鄭皇后呼吸一滯。
兩個人成婚這么多年,細枝末節處她都能分得清晉和帝究竟是不是生氣。
眼下顯然是盛怒之中。
她心口微微泛疼起來“官家若不是要躲著我,又何必支開三郎,獨留下大郎與二郎兩個在福寧殿中問話議事呢”
“你也未免太多心”
晉和帝如今再沒什么好氣兒的“我真的有心瞞你,難道會做的這樣明顯三郎住在大郎的王府,派人去傳,只叫大郎想法子把他留在家中不讓他進宮就是了
打從一開始,有關鄭家的所有事情,我又何曾瞞過你”
這也是真的。
鄭皇后忽而無言以對。
晉和帝冷笑了聲,把長袍下擺略一撩,往床尾坐過去“你想知道什么”
鄭皇后也縝著臉,冷然望去“鄭家到底出了什么事。

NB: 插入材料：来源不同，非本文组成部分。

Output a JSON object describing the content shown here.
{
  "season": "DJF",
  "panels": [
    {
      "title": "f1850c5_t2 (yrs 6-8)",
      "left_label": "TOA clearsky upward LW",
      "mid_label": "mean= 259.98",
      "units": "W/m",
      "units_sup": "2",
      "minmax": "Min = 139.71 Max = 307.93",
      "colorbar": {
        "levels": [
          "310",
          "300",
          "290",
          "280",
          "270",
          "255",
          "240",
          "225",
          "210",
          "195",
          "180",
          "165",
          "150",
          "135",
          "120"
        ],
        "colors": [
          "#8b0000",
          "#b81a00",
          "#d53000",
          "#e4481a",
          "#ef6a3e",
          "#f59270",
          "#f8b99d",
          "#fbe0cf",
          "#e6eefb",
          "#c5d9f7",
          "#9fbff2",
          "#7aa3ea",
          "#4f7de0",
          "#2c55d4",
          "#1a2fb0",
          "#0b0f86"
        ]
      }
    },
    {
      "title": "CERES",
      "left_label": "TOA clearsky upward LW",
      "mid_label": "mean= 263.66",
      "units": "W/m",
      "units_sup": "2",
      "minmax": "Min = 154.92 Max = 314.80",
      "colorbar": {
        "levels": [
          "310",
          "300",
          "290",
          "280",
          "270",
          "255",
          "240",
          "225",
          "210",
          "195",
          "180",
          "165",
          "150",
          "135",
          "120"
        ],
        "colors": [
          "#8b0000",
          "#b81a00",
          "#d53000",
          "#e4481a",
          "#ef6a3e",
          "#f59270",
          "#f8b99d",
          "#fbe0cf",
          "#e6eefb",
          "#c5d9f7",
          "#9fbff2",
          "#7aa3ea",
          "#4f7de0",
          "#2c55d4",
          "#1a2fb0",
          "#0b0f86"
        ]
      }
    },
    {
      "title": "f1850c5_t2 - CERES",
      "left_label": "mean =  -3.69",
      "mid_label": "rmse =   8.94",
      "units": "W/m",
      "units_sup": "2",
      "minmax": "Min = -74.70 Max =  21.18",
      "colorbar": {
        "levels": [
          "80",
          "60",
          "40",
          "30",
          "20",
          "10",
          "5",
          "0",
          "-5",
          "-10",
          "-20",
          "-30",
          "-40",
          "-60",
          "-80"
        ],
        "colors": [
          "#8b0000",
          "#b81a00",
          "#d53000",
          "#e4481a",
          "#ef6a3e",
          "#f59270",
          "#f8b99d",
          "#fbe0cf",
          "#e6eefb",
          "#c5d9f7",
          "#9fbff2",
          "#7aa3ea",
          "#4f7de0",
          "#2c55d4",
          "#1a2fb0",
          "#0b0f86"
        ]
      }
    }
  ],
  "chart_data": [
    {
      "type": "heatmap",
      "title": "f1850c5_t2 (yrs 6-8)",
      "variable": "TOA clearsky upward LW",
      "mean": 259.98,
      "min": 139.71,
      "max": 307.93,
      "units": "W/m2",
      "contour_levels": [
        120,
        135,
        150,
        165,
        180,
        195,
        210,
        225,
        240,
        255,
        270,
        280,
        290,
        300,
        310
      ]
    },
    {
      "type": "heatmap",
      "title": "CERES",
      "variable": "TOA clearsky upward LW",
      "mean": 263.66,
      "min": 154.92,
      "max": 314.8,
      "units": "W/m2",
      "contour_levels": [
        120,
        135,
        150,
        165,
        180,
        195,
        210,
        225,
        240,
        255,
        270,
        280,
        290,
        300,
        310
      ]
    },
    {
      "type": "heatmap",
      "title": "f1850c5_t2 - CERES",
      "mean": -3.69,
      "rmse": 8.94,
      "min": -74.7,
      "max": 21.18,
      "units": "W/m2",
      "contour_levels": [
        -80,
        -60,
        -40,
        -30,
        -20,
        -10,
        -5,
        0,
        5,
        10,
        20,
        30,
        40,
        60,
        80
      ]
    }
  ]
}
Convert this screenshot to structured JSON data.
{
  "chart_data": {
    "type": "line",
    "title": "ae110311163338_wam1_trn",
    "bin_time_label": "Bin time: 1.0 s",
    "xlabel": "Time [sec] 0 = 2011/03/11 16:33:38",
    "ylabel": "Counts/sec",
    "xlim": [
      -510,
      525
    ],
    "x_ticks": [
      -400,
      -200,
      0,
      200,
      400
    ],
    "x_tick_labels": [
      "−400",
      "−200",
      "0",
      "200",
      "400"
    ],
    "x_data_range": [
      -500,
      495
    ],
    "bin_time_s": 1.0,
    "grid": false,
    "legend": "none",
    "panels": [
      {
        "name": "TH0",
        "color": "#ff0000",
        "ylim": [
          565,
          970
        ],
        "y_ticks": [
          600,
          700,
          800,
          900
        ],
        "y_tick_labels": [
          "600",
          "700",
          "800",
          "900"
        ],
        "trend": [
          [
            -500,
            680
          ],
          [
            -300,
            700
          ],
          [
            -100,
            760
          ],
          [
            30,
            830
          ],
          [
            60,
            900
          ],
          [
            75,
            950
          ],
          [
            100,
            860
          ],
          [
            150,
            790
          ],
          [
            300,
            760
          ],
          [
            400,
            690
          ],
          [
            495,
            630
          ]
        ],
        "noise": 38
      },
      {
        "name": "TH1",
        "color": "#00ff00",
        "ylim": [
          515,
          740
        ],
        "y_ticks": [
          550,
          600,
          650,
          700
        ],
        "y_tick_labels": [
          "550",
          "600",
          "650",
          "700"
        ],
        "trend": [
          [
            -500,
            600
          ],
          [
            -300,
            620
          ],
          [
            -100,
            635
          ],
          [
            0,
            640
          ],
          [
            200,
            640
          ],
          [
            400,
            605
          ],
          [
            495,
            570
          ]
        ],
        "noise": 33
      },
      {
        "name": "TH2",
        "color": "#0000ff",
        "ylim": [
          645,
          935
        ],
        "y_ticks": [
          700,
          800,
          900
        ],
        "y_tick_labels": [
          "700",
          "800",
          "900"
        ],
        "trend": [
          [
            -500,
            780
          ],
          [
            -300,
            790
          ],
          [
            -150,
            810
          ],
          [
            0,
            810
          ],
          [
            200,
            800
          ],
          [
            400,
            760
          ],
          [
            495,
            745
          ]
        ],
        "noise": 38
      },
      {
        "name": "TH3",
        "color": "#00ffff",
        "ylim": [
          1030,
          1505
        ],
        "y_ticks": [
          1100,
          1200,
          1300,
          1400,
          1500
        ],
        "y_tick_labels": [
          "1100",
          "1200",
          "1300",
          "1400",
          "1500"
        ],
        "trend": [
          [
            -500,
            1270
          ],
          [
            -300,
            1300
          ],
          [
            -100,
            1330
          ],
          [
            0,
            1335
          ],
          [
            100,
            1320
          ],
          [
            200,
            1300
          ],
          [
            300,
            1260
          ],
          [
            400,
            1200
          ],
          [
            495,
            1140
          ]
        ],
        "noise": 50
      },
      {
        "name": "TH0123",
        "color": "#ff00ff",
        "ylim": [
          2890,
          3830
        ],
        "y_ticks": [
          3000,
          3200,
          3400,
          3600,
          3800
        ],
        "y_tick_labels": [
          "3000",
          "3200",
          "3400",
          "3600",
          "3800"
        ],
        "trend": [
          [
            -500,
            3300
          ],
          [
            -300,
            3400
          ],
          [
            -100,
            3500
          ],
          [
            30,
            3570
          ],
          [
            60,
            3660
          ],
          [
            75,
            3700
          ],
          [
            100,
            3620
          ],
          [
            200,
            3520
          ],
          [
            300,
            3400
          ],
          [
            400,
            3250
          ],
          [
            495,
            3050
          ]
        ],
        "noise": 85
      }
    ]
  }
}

”
提起這個,晉和帝面色更寒下去。
鄭皇后看在眼里,一顆心也愈發往下沉。
晉和帝不跟她兜圈子,那碗藥已經叫小宮娥拿下去溫著,耽擱的再久些,藥性越發要散了。
于是把那些通敵叛國往來信件之事說與鄭皇后聽。
果然鄭皇后聽完臉色煞白一片,先前因為氣惱而烘出的那些微薄紅暈也消失不見。
通敵叛國。
自古以來,都是國之重罪。
莫說抄家滅門了。
那本是該夷十族的罪。
“那些信”
“往來經商,互通有無,并無真正通敵賣國,泄露大鄴機密。”
她甫一開口,晉和帝就曉得她要問什么,沒有一絲溫度的開了口“否則此刻已經一道圣旨發往滎陽,將鄭氏一族抄家下獄了”
鄭皇后瞳孔一震。
這是警告。
倘或鄭家真有通敵叛國的罪行,是他絕對不會容忍的。
“官家”她顯得格外急切,“官家曾經答應過我”
“我答應過你,沒有忘記。十年前,朕也答應過大鄴的中宮皇后,對皇嫡長傷手一事概不追究,永不追究”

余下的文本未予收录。